Nach dem gewonnen WM-Finale bekräftige Rapinoe zudem ihre deutliche Kritik an Trump und dessen Slogan "Make America Great Again". "Ich würde sagen, dass eure Botschaft mich ausschließt. Ihr schließt mich aus, ihr schließt Menschen aus, die wie ich aussehen. Ihr schließt auch farbige Leute aus", erklärte die US-Kapitänin.

Unermüdlicher Kampf gegen Diskriminierung

Rapinoe, die mit Basketballerin Sue Bird zusammen ist, setzt sich seit Jahren für die Rechte von Schwulen und Lesben sowie gleiche Bezahlung von Männern und Frauen ein. Gemeinsam mit anderen Sportlerinnen und Sportlern protestierte sie gegen Polizeigewalt und Rassismus. In Anlehnung an US-Footballer Colin Kaepernick kniete sie sich während der Nationalhymne nieder. Nachdem der amerikanische Verband ihr diese Protestaktionen verboten hat, singt sie die Hymne nicht mehr mit.

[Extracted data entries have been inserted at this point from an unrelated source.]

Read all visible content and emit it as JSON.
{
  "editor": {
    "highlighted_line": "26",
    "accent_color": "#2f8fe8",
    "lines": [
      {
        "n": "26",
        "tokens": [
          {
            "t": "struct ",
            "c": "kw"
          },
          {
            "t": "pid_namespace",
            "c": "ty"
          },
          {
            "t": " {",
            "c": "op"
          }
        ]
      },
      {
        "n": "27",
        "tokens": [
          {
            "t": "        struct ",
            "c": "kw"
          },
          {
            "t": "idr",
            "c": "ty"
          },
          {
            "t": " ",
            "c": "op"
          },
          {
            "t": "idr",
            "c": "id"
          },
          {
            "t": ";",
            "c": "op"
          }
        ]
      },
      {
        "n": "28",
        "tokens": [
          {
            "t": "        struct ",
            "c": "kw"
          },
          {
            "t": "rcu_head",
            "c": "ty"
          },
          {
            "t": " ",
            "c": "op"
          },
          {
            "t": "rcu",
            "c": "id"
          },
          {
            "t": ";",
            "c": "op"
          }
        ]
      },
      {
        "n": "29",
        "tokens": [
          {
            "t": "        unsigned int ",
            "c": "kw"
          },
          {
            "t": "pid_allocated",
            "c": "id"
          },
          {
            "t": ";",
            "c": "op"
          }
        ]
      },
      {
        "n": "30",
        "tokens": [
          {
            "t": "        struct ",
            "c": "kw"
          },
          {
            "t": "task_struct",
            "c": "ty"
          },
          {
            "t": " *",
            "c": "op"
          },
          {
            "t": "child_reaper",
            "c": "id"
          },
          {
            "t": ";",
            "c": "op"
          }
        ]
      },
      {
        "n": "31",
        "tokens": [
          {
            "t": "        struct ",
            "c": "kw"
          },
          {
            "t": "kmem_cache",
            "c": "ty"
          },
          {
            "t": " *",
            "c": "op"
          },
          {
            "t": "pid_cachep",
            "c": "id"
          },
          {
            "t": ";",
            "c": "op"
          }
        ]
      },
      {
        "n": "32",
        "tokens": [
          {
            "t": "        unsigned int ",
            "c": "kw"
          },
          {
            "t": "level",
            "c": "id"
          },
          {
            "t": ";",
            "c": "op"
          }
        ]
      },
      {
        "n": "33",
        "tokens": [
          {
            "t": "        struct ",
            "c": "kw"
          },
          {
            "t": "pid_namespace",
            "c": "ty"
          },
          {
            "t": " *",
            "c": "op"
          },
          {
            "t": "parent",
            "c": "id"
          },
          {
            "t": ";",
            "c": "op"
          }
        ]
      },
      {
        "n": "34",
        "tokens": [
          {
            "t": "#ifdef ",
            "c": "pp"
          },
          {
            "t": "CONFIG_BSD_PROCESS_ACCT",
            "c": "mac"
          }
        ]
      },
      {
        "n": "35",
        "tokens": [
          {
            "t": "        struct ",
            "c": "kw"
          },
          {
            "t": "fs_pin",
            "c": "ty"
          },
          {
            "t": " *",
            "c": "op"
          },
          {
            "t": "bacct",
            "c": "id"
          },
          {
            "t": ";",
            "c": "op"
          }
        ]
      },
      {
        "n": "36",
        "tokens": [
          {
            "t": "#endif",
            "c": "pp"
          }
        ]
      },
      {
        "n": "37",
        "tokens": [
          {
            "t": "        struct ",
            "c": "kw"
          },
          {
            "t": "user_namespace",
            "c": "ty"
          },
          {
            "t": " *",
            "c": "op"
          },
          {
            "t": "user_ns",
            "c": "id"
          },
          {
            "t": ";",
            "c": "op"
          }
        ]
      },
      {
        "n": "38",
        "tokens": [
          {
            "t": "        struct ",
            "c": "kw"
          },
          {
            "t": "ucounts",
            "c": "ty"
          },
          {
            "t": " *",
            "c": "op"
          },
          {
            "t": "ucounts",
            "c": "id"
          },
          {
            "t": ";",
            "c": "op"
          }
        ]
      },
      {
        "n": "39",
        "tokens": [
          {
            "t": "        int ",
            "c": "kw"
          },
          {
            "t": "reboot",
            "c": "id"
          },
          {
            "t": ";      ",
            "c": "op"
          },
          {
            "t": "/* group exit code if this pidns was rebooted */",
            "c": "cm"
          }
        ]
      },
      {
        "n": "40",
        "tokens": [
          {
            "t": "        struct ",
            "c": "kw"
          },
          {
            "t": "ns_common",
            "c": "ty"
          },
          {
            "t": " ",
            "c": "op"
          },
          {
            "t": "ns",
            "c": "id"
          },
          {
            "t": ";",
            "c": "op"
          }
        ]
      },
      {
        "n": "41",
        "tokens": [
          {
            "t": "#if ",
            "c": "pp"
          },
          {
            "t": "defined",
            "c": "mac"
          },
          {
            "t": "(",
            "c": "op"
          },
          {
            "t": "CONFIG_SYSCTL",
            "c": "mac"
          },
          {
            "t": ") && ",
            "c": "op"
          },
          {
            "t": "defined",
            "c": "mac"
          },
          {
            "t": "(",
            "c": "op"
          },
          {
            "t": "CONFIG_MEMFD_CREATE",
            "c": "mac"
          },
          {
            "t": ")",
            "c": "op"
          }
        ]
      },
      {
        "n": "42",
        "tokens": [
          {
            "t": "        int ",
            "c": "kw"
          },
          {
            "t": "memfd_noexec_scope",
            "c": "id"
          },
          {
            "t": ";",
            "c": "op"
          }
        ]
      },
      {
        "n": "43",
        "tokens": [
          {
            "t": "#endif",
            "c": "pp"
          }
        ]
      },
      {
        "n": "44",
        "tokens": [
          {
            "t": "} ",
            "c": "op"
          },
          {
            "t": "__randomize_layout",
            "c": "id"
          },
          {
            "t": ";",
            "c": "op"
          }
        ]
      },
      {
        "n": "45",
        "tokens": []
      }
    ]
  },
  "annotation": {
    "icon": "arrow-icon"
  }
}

US-Frauen tragen beliebtestes Trikot aller Zeiten

Trotzdem ist die Begeisterung um Rapinoe und die US-Girls derzeit riesig. Das zeigen auch die Verkaufszahlen ihrer Trikots. Das Weltmeister-Jersey war einen Tag nach dem gewonnen Finale direkt ausverkauft. Ausrüster Nike teilte mit, dass es das bestverkaufte Fußballtrikot aller Zeiten des Sportartikelherstellers sei. Die Fans zeigen sich also solidarisch mit Anführerin Megan Rapinoe.